Let's start with part (a), where each edge is 1 centimeter. We want to find how fast the volume is changing with respect to time, so we need to find dV/dt. To do this, we'll take the derivative of the volume formula with respect to time. Let's differentiate both sides of the equation:
dV/dt = d/dt (s^3)
Using the chain rule, we have:
dV/dt = 3s^2 * ds/dt
Given that ds/dt = 3 cm/s (since each edge is expanding at a rate of 3 cm/s), and s = 1 cm, we can substitute these values in to find dV/dt:
dV/dt = 3(1^2) * 3 = 9 cm^3/s
So, when each edge is 1 centimeter, the volume is changing at a rate of 9 cubic centimeters per second.
Now, let's move on to part (b), where each edge is 10 centimeters. Following the same steps as before, we have:
dV/dt = 3s^2 * ds/dt
Given that ds/dt = 3 cm/s and s = 10 cm, we can substitute these values in to find dV/dt:
dV/dt = 3(10^2) * 3 = 900 cm^3/s
So, when each edge is 10 centimeters, the volume is changing at a rate of 900 cubic centimeters per second.
To find the rate at which the volume of a cube is changing, we need to use the formula for the volume of a cube: V = s^3, where V is the volume and s is the length of each edge.
Let's begin with part (a), where each edge is 1 centimeter.
Given:
ds/dt = 3 cm/s (rate of change of the edge length)

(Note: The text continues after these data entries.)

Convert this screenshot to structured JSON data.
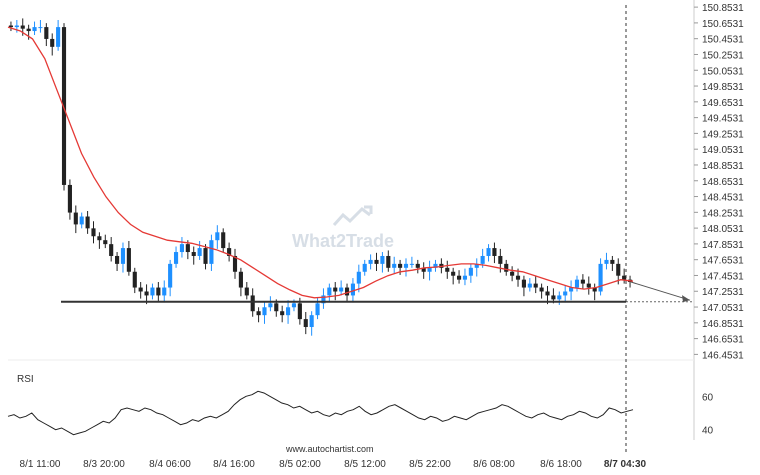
{
  "watermark": "What2Trade",
  "footer": "www.autochartist.com",
  "rsi_label": "RSI",
  "colors": {
    "up": "#1e90ff",
    "down": "#222222",
    "ma": "#e53935",
    "support": "#333333",
    "axis": "#cccccc",
    "rsi": "#222222"
  },
  "chart_data": {
    "type": "candlestick",
    "y_ticks": [
      "150.8531",
      "150.6531",
      "150.4531",
      "150.2531",
      "150.0531",
      "149.8531",
      "149.6531",
      "149.4531",
      "149.2531",
      "149.0531",
      "148.8531",
      "148.6531",
      "148.4531",
      "148.2531",
      "148.0531",
      "147.8531",
      "147.6531",
      "147.4531",
      "147.2531",
      "147.0531",
      "146.8531",
      "146.6531",
      "146.4531"
    ],
    "ylim": [
      146.42,
      150.88
    ],
    "x_ticks": [
      "8/1 11:00",
      "8/3 20:00",
      "8/4 06:00",
      "8/4 16:00",
      "8/5 02:00",
      "8/5 12:00",
      "8/5 22:00",
      "8/6 08:00",
      "8/6 18:00",
      "8/7 04:30"
    ],
    "support_level": 147.12,
    "last_price": 147.37,
    "forecast_target": 147.14,
    "rsi_ticks": [
      "60",
      "40"
    ],
    "rsi_range": [
      35,
      65
    ],
    "close_path": [
      150.6,
      150.62,
      150.58,
      150.55,
      150.6,
      150.6,
      150.45,
      150.35,
      150.6,
      148.6,
      148.25,
      148.1,
      148.2,
      148.05,
      147.95,
      147.9,
      147.85,
      147.7,
      147.6,
      147.8,
      147.5,
      147.3,
      147.25,
      147.2,
      147.3,
      147.2,
      147.3,
      147.6,
      147.75,
      147.85,
      147.75,
      147.7,
      147.8,
      147.6,
      147.9,
      148.0,
      147.8,
      147.7,
      147.5,
      147.3,
      147.2,
      147.0,
      146.95,
      147.05,
      147.1,
      147.0,
      146.95,
      147.05,
      147.1,
      146.9,
      146.8,
      146.95,
      147.1,
      147.2,
      147.3,
      147.25,
      147.3,
      147.2,
      147.35,
      147.5,
      147.6,
      147.65,
      147.6,
      147.7,
      147.55,
      147.6,
      147.55,
      147.6,
      147.6,
      147.55,
      147.5,
      147.55,
      147.6,
      147.55,
      147.5,
      147.45,
      147.4,
      147.45,
      147.55,
      147.6,
      147.7,
      147.8,
      147.7,
      147.6,
      147.5,
      147.45,
      147.4,
      147.3,
      147.35,
      147.3,
      147.25,
      147.2,
      147.15,
      147.2,
      147.25,
      147.3,
      147.4,
      147.35,
      147.3,
      147.25,
      147.6,
      147.65,
      147.6,
      147.45,
      147.4,
      147.37
    ],
    "rsi_path": [
      48,
      49,
      47,
      48,
      50,
      46,
      44,
      42,
      40,
      41,
      39,
      37,
      38,
      39,
      41,
      43,
      45,
      44,
      47,
      52,
      53,
      52,
      51,
      53,
      52,
      50,
      49,
      47,
      45,
      43,
      44,
      46,
      45,
      47,
      48,
      47,
      49,
      51,
      55,
      58,
      60,
      61,
      63,
      62,
      60,
      58,
      56,
      55,
      53,
      54,
      52,
      50,
      51,
      49,
      48,
      50,
      49,
      51,
      52,
      54,
      51,
      49,
      50,
      52,
      54,
      55,
      53,
      51,
      49,
      47,
      46,
      48,
      47,
      45,
      46,
      48,
      47,
      46,
      48,
      50,
      51,
      52,
      53,
      55,
      54,
      52,
      50,
      48,
      47,
      49,
      50,
      48,
      47,
      46,
      48,
      49,
      51,
      50,
      48,
      47,
      49,
      53,
      52,
      50,
      51,
      52
    ],
    "ma_path": [
      150.6,
      150.55,
      150.45,
      150.2,
      149.8,
      149.4,
      149.0,
      148.7,
      148.45,
      148.25,
      148.1,
      148.0,
      147.95,
      147.9,
      147.88,
      147.86,
      147.82,
      147.78,
      147.72,
      147.65,
      147.55,
      147.45,
      147.35,
      147.27,
      147.2,
      147.17,
      147.18,
      147.2,
      147.25,
      147.3,
      147.38,
      147.45,
      147.5,
      147.52,
      147.55,
      147.56,
      147.58,
      147.6,
      147.6,
      147.58,
      147.55,
      147.52,
      147.5,
      147.45,
      147.4,
      147.35,
      147.3,
      147.28,
      147.3,
      147.35,
      147.4,
      147.38
    ]
  }
}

We are required to find dV/dt (rate of change of the volume) when s = 1 cm.
Using the volume formula, V = s^3, we can differentiate both sides with respect to time (t) using implicit differentiation:
dV/dt = d/dt (s^3)
Using the chain rule, d/dt (s^3) = 3s^2(ds/dt)
Substituting the given values:
dV/dt = 3(1 cm)^2(3 cm/s)
= 3(1)(3) cm^3/s
= 9 cm^3/s
Therefore, when each edge is 1 centimeter, the volume is changing at a rate of 9 cm^3/s.

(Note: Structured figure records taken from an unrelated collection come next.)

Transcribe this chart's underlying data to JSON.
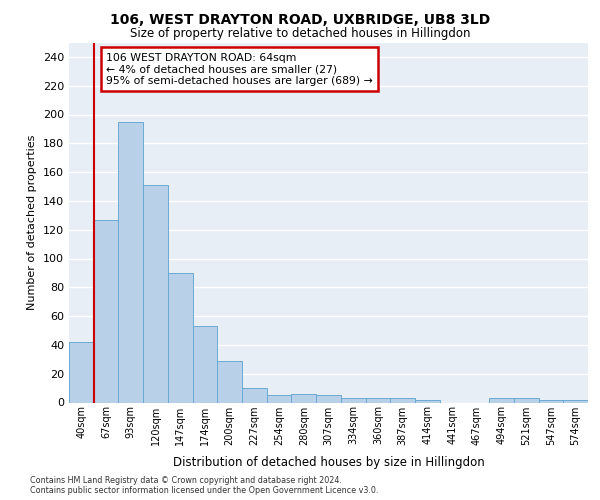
{
  "title1": "106, WEST DRAYTON ROAD, UXBRIDGE, UB8 3LD",
  "title2": "Size of property relative to detached houses in Hillingdon",
  "xlabel": "Distribution of detached houses by size in Hillingdon",
  "ylabel": "Number of detached properties",
  "categories": [
    "40sqm",
    "67sqm",
    "93sqm",
    "120sqm",
    "147sqm",
    "174sqm",
    "200sqm",
    "227sqm",
    "254sqm",
    "280sqm",
    "307sqm",
    "334sqm",
    "360sqm",
    "387sqm",
    "414sqm",
    "441sqm",
    "467sqm",
    "494sqm",
    "521sqm",
    "547sqm",
    "574sqm"
  ],
  "values": [
    42,
    127,
    195,
    151,
    90,
    53,
    29,
    10,
    5,
    6,
    5,
    3,
    3,
    3,
    2,
    0,
    0,
    3,
    3,
    2,
    2
  ],
  "bar_color": "#b8d0e8",
  "bar_edge_color": "#6aaad4",
  "vline_color": "#cc0000",
  "annotation_text": "106 WEST DRAYTON ROAD: 64sqm\n← 4% of detached houses are smaller (27)\n95% of semi-detached houses are larger (689) →",
  "annotation_box_facecolor": "#ffffff",
  "annotation_box_edgecolor": "#cc0000",
  "ylim": [
    0,
    250
  ],
  "yticks": [
    0,
    20,
    40,
    60,
    80,
    100,
    120,
    140,
    160,
    180,
    200,
    220,
    240
  ],
  "bg_color": "#e8eef6",
  "grid_color": "#ffffff",
  "footer_line1": "Contains HM Land Registry data © Crown copyright and database right 2024.",
  "footer_line2": "Contains public sector information licensed under the Open Government Licence v3.0."
}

Moving on to part (b), where each edge is 10 centimeters.
Given:
ds/dt = 3 cm/s (rate of change of the edge length)
We are required to find dV/dt (rate of change of the volume) when s = 10 cm.
Using the same volume formula, V = s^3, and differentiating both sides with respect to time (t):
dV/dt = d/dt (s^3)
Using the same chain rule, d/dt (s^3) = 3s^2(ds/dt)
Substituting the given values:
dV/dt = 3(10 cm)^2(3 cm/s)
= 3(100)(3) cm^3/s
= 900 cm^3/s
Therefore, when each edge is 10 centimeters, the volume is changing at a rate of 900 cm^3/s.